Subaltern Ghosts and the Spectral City: Marginalisation and Neoliberalism in Deepa Anappara’s Djinn Patrol on the Purple Line
DOI:
https://doi.org/10.22452/Keywords:
Spectre, Nationalism, Neoliberalism, South Asian, City FictionAbstract
In the contemporary urban South Asian city, diffuse and shadowy operations of exploitative economic, social and political orders are always at work. The postcolonial neoliberal government plans and enacts ways to transform the cityscape, a process that renders the poor classes of the city on the city’s margins.
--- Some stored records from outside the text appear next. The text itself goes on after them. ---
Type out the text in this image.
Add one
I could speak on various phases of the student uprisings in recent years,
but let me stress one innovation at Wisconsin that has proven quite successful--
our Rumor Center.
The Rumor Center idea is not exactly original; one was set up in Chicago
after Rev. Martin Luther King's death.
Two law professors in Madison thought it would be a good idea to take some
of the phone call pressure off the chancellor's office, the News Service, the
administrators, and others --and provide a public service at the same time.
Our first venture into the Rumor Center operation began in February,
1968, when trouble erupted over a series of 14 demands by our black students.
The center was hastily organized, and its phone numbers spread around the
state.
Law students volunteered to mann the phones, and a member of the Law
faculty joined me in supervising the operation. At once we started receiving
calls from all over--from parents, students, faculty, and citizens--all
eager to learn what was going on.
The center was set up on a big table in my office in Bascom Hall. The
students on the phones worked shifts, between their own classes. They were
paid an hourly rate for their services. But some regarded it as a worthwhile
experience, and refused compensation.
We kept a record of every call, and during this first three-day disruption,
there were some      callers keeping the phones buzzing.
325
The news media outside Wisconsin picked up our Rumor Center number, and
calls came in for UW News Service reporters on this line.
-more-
In this article, the hostility and brutality of the developmental city are exposed through a reading of Deepa Anappara’s debut novel, Djinn Patrol on the Purple Line (2020), through the lens of the spectral turn. We engage with the different kinds of spectralities that are, firstly, embodied by ghostly figures of the city’s urban precariat and, secondly, materialised through infrastructural inequalities, alienated workers, and environmental degradation within the text. The spectre’s presence-absence is read as a reference to the social justice that is absent in the nation-state, while its non-temporality and non-spatiality speak to the injustices of the past, present and future. Centering these spectres and the slum in the Indian metropolitan city enables an inclusive dialogue in which the majoritarian classes do not speak for the urban poor but, rather, with them.